Februari lalu, Presiden AS Joe Biden mengeluarkan dekrit yang mengalokasikan 3,5 miliar dolar AS dari jumlah aset yang dibekukan untuk keluarga korban insiden 9/11 dan 3,5 miliar dolar AS lainnya untuk bantuan kemanusiaan di Afghanistan.
 
Seorang perempuan Afghanistan menunjukkan kerajinan tangan di pasar kerajinan di Kota Bamiyan, Afghanistan tengah, pada 19 Maret 2022. (Xinhua/Saifurahman Safi)


"Saya menghasilkan hingga 150.000 afghani (1 Afghani = Rp165,88) dalam beberapa tahun terakhir. Sekarang, saya beruntung bisa menghasilkan 500 afghani dalam sepekan," kata Ahmadi. "Sebelum terjadi perubahan politik, 50 perempuan bekerja di sini, dan kini hanya ada sekitar 10 perempuan. Dulu terdapat hampir 100 asosiasi perempuan di Bamiyan, tetapi kini lebih dari 500 perempuan kehilangan pekerjaan dan pendapatan mereka," tutur Ahmadi.
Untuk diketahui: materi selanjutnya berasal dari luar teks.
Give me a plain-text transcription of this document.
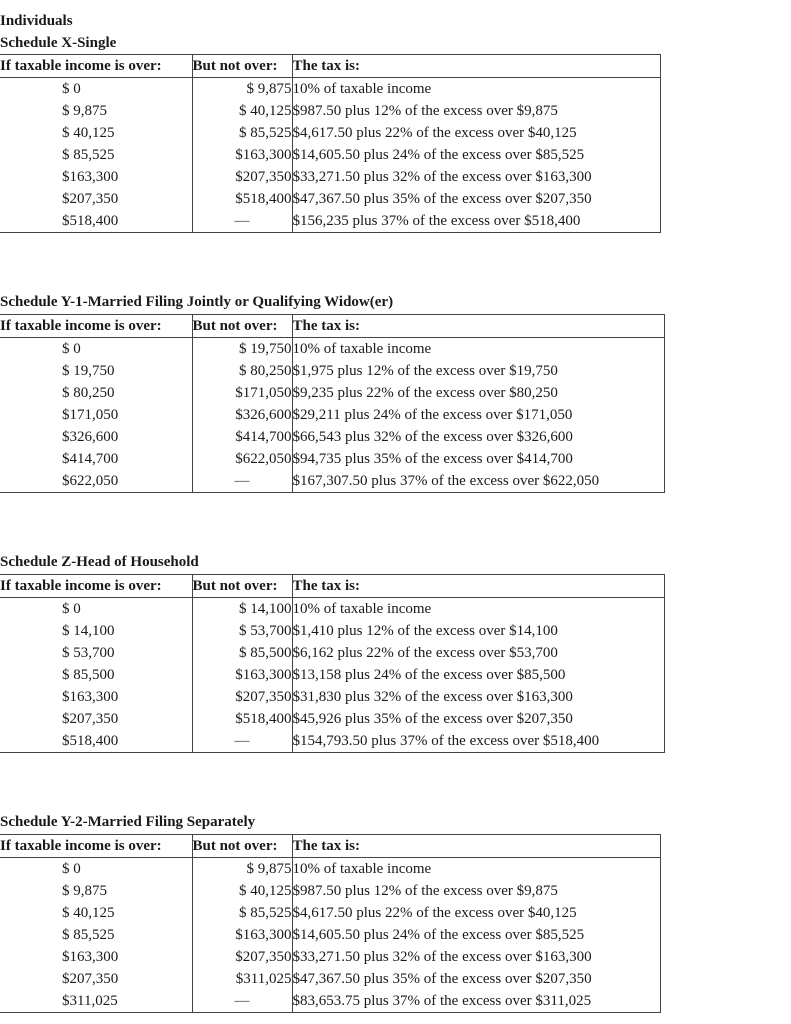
Individuals
Schedule X-Single
If taxable income is over:	But not over:	The tax is:
$ 0	$ 9,875	10% of taxable income
$ 9,875	$ 40,125	$987.50 plus 12% of the excess over $9,875
$ 40,125	$ 85,525	$4,617.50 plus 22% of the excess over $40,125
$ 85,525	$163,300	$14,605.50 plus 24% of the excess over $85,525
$163,300	$207,350	$33,271.50 plus 32% of the excess over $163,300
$207,350	$518,400	$47,367.50 plus 35% of the excess over $207,350
$518,400	—	$156,235 plus 37% of the excess over $518,400
Schedule Y-1-Married Filing Jointly or Qualifying Widow(er)
If taxable income is over:	But not over:	The tax is:
$ 0	$ 19,750	10% of taxable income
$ 19,750	$ 80,250	$1,975 plus 12% of the excess over $19,750
$ 80,250	$171,050	$9,235 plus 22% of the excess over $80,250
$171,050	$326,600	$29,211 plus 24% of the excess over $171,050
$326,600	$414,700	$66,543 plus 32% of the excess over $326,600
$414,700	$622,050	$94,735 plus 35% of the excess over $414,700
$622,050	—	$167,307.50 plus 37% of the excess over $622,050
Schedule Z-Head of Household
If taxable income is over:	But not over:	The tax is:
$ 0	$ 14,100	10% of taxable income
$ 14,100	$ 53,700	$1,410 plus 12% of the excess over $14,100
$ 53,700	$ 85,500	$6,162 plus 22% of the excess over $53,700
$ 85,500	$163,300	$13,158 plus 24% of the excess over $85,500
$163,300	$207,350	$31,830 plus 32% of the excess over $163,300
$207,350	$518,400	$45,926 plus 35% of the excess over $207,350
$518,400	—	$154,793.50 plus 37% of the excess over $518,400
Schedule Y-2-Married Filing Separately
If taxable income is over:	But not over:	The tax is:
$ 0	$ 9,875	10% of taxable income
$ 9,875	$ 40,125	$987.50 plus 12% of the excess over $9,875
$ 40,125	$ 85,525	$4,617.50 plus 22% of the excess over $40,125
$ 85,525	$163,300	$14,605.50 plus 24% of the excess over $85,525
$163,300	$207,350	$33,271.50 plus 32% of the excess over $163,300
$207,350	$311,025	$47,367.50 plus 35% of the excess over $207,350
$311,025	—	$83,653.75 plus 37% of the excess over $311,025
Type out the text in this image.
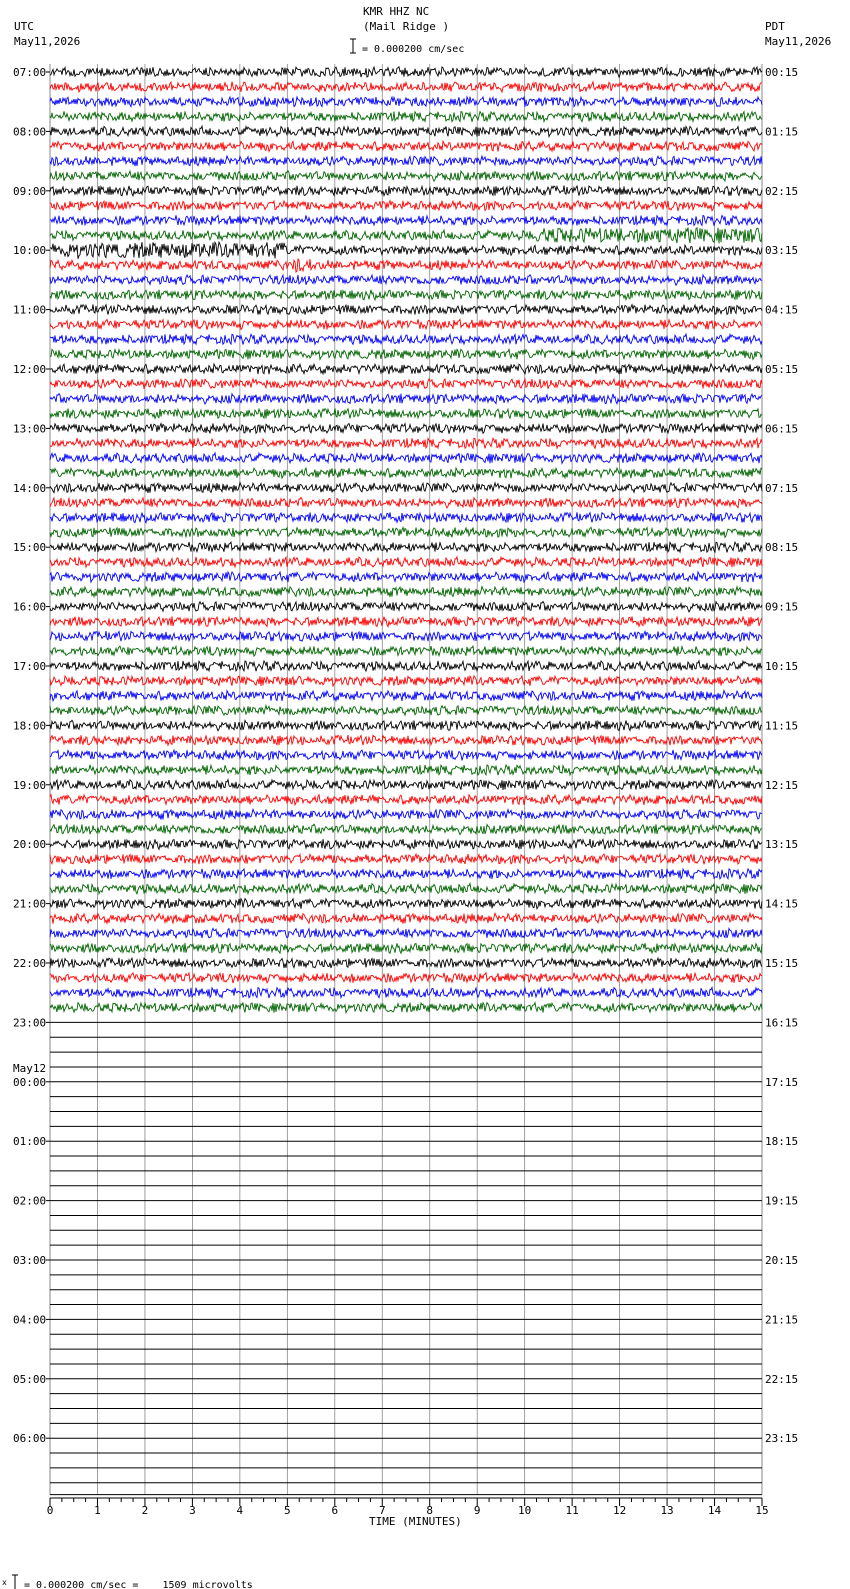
KMR HHZ NC
(Mail Ridge )
= 0.000200 cm/sec
UTC
May11,2026
PDT
May11,2026
07:00
08:00
09:00
10:00
11:00
12:00
13:00
14:00
15:00
16:00
17:00
18:00
19:00
20:00
21:00
22:00
23:00
00:00
May12
01:00
02:00
03:00
04:00
05:00
06:00
00:15
01:15
02:15
03:15
04:15
05:15
06:15
07:15
08:15
09:15
10:15
11:15
12:15
13:15
14:15
15:15
16:15
17:15
18:15
19:15
20:15
21:15
22:15
23:15
0	1	2	3	4	5	6	7	8	9	10	11	12	13	14	15
TIME (MINUTES)
x = 0.000200 cm/sec =    1509 microvolts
Sabira, seorang perempuan berusia 25 tahun yang berjualan kerajinan tangan bersama ibunya di pasar tersebut, mengeluhkan bisnisnya yang suram.

"Dulu, lebih banyak wisatawan yang datang. Orang-orang datang dari seluruh dunia, tetapi sekarang tidak. Warga setempat memang membeli beberapa produk kami, tetapi keadaannya tak sebaik sebelumnya," katanya.

"Perubahan dalam bisnis kami terlihat jelas. Kami memiliki lebih banyak pelanggan tahun lalu dan tahun sebelumnya. Bisnis kami menguntungkan dan kami mampu memperoleh 1.000 hingga 5.000 afghani setiap harinya. Namun, saat ini saya merasa sulit untuk mendapatkan 200 afghani," kata penjual kerajinan tangan itu.